Alors que la chanteuse de « So High School » s’installait dans sa maison des Cotswolds, le vendredi 31 mai, des Swifties sérieux se sont rendus à Canterbury pour le tout premier débat universitaire sur Taylor Swift basé au Royaume-Uni.
En l’honneur de l’étape britannique de The Eras Tour, qui devrait débuter une semaine après l’événement, l’Université du Kent a accueilli « F*ck the Patriarchy : A Taylor Swift Conference » avec des conférenciers discutant de toutes les façons dont Taylor est devenue une figure culturelle phénomène.
Bien entendu, il existe une multitude de façons d’analyser le génie du « TTPD », depuis ses impacts juridiques jusqu’à sa pertinence historique, et le débat couvrirait certainement tous les domaines.

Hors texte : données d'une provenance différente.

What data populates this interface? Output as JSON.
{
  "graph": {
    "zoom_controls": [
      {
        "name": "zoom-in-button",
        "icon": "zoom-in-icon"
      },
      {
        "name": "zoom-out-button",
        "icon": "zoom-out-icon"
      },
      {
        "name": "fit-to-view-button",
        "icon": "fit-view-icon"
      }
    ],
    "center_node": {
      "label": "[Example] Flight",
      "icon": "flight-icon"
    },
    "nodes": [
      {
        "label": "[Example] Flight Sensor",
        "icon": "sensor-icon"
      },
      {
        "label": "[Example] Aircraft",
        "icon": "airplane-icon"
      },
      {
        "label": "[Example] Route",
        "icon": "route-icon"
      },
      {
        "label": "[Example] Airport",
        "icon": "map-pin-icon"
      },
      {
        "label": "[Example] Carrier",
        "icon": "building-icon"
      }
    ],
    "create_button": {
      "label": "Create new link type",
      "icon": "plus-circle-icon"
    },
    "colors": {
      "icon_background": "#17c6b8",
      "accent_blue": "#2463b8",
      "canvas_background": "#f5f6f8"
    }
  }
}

Capital s’est entretenu avec Jack Cox, doctorant en histoire, qui a pris la parole lors du troisième panel : « Le rôle que vous m’avez fait jouer » : Swift & Female Agency ».
Dans son discours, intitulé « Taylor Swift et Rebekah Harkness : les vies, les expériences et la perception contemporaine », l’universitaire a réfléchi sur le succès folklorique de Taylor « La dernière grande dynastie américaine ».

Taylor Swift commence ses concerts au Royaume-Uni Eras Tour le 7 juin.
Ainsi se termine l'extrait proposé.